Merritone has not only been active through all the stages of recorded Jamaican music - from mento to dancehall - but plays a wide variety of music forms from outside Jamaica, including R&B and jazz. From its sound system roots, Merritone branched out into talent contests and music production, Winston having an especially close connection with both, as his wife, Cynthia Schloss (who died in 1999), participated in the competition and songs like her Love Forever were produced by Merritone. Winston was also a consistent presence at the Turntable Club on Red Hills Road, St Andrew, with Merritone's signature night on Thursday (Turntable Thursday) for 28 years. The Thursday parties have since continued at Waterfalls in Liguanea, St Andrew, making for a 45-year of the weekly event.

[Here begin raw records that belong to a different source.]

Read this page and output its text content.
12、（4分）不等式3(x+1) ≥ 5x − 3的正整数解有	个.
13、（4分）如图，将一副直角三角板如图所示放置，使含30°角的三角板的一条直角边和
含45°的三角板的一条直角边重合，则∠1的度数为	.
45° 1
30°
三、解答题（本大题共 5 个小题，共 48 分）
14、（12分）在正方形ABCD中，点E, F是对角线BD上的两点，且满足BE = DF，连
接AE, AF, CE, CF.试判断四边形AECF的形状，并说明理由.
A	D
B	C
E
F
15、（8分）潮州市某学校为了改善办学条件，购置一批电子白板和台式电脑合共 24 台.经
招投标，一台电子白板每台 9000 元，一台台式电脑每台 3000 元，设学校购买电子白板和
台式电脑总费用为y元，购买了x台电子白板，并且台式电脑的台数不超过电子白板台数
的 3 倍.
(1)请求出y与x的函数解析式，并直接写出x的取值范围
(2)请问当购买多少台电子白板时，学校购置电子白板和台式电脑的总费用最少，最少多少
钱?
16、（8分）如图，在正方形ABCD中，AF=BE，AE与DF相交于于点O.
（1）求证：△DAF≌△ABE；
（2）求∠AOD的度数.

An advocate of quality, Blake, a founding member of the Jamaica Association of Vintage Artistes and Affiliates (JAVAA), was outspoken on issues affecting the Jam-aican music business. In 2007, speaking at a CD launch, he said: "To get a record consistently played, I am reliably informed you have to pay the jocks in the major areas that carry major listenership. There are still some jocks who are excellent people who will play a record on its merit. Unfortunately, there are not that many of them. That is the unfortunate part of the industry that I am not sure how we are going to take care of that. This has been happening in the industry for quite a few years. For that reason, the record business has got very hard for people trying to get a record out there. Thank God for the Internet."

His official send-off on Saturday, April 2, 2016 at Hope Gardens was a combination of a service, a concert and a party. Fab Five Band ended the concert with, Amen, and bass guitarist Frankie Campbell said, "We hand you over to the sound of Winston ... " and paused. "I was about to say the sounds of Winston Blake and Merritone."